Once production begins in 2019, the cooperage site in White Sulphur Springs was expected to manufacture up to 182,000 white oak barrels per year for use in whiskey distilling.
A future second shift addition could take that barrel number to 350,000.
Alexander reported site preparation was nearing completion and construction of metal buildings was slated to begin in November, creating 80 jobs during construction and 30 more for equipment installation lasting into Spring 2019.
The strips of white oak, the staves, that will be used to make the barrels will come from Audrina Mill, an affiliated company, located in Monroe County.
That production was scheduled to begin in early November.
Thirty jobs were being created with the addition of the new stave mill there, company officials said.
Already, Alexander said, more than $13.5 million in equity had been raised from investors for the West Virginia Great Barrel Company.
Additional funding was to come from a $6 million bridge loan with MVB Bank that was slated to eventually be replaced with an Economic Development Authority loan.
MVB Bank has also provided a $6.3 million equipment loan.
The remaining funding, upwards of $4 million according to Alexander, will be in the form of New Markets Tax Credits which are offered through the U.S. Department of Treasury to incentivize economic growth in distressed areas.

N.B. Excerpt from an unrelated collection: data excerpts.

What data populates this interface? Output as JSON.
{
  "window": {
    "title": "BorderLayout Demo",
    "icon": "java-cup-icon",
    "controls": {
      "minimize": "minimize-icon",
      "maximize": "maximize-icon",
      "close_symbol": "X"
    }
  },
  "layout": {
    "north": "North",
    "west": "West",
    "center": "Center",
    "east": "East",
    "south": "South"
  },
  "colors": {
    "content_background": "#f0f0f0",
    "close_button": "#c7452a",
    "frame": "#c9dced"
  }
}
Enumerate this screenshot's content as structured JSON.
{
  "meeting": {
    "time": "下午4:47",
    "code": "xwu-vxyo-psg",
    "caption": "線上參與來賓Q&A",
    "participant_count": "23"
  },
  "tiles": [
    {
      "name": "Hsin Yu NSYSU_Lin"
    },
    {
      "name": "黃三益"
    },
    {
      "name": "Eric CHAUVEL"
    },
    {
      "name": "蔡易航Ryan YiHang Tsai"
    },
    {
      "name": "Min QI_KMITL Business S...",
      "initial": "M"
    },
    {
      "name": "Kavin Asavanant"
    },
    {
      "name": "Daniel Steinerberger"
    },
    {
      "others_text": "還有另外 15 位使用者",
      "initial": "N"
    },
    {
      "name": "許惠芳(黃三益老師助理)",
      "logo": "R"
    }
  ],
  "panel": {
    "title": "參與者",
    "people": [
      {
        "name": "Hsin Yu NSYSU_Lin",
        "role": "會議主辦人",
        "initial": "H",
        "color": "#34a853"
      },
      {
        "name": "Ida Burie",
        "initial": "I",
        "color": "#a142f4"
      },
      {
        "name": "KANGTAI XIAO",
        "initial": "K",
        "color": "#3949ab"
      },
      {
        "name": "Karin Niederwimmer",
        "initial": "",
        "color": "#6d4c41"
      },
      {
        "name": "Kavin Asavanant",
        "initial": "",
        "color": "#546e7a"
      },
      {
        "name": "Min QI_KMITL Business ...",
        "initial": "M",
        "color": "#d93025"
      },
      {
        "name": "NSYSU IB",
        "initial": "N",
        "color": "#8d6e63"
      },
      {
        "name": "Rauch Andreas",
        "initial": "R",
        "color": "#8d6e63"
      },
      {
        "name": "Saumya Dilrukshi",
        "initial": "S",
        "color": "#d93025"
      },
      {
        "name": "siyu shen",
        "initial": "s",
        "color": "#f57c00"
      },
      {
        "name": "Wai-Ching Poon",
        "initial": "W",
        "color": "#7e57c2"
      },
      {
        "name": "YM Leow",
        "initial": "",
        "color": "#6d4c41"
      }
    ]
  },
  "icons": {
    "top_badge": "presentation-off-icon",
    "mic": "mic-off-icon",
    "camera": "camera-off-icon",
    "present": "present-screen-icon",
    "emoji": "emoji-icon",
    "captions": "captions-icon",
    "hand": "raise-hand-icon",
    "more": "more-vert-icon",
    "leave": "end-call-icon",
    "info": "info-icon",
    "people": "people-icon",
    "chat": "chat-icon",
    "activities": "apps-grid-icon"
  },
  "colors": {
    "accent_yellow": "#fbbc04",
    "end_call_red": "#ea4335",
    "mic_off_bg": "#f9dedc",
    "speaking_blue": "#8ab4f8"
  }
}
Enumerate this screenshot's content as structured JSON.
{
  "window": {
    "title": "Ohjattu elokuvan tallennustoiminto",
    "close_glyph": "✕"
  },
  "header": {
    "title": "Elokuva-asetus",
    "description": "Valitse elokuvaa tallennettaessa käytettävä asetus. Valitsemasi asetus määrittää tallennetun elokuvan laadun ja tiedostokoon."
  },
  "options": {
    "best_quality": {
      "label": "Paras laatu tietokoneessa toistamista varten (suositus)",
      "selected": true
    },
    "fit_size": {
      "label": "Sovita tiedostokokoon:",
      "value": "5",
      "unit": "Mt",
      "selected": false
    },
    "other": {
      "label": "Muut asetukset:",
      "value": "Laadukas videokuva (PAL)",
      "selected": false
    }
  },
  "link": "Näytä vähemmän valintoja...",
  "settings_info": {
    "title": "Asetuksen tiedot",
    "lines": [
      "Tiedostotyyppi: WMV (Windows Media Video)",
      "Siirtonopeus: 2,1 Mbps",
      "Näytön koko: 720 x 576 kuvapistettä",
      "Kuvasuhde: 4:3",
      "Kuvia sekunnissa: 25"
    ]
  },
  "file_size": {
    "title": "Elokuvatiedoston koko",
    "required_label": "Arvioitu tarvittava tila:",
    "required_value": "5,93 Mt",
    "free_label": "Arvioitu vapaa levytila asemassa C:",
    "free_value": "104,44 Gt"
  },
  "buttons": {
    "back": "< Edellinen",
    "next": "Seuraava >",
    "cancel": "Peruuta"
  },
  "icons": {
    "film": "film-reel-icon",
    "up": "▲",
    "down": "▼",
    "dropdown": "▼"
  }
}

“Part of what we need and what I’ve seen from my dealings in West Virginia is we need more manufacturing facilities. Manufacturing facilities add economic vitality to a community. They offer new opportunities for other growth around it,” he said.
At the now-cleared manufacturing facility site in White Sulphur Springs, Alexander said more than 16 acres of additional land were available for other developments.
“That’s not easy property to find with water and sewer and electricity and gas lines already and a road already in place and fairly flat ground that’s easy to add new facilities on.”
Alexander, one of two managers for the West Virginia Great Barrel Company with Tom Crabtree, is a former executive with First Energy. He retired in 2015 after 43 years with the company.
In his new venture, he’ll be supplying different kinds of customers.
“They will be whiskey distillers all across America, primarily we’ll focus on those in the eastern half,” said Alexander.
Already, initial contacts have been made with distillers, he said, and those efforts were scheduled to ramp up in the New Year.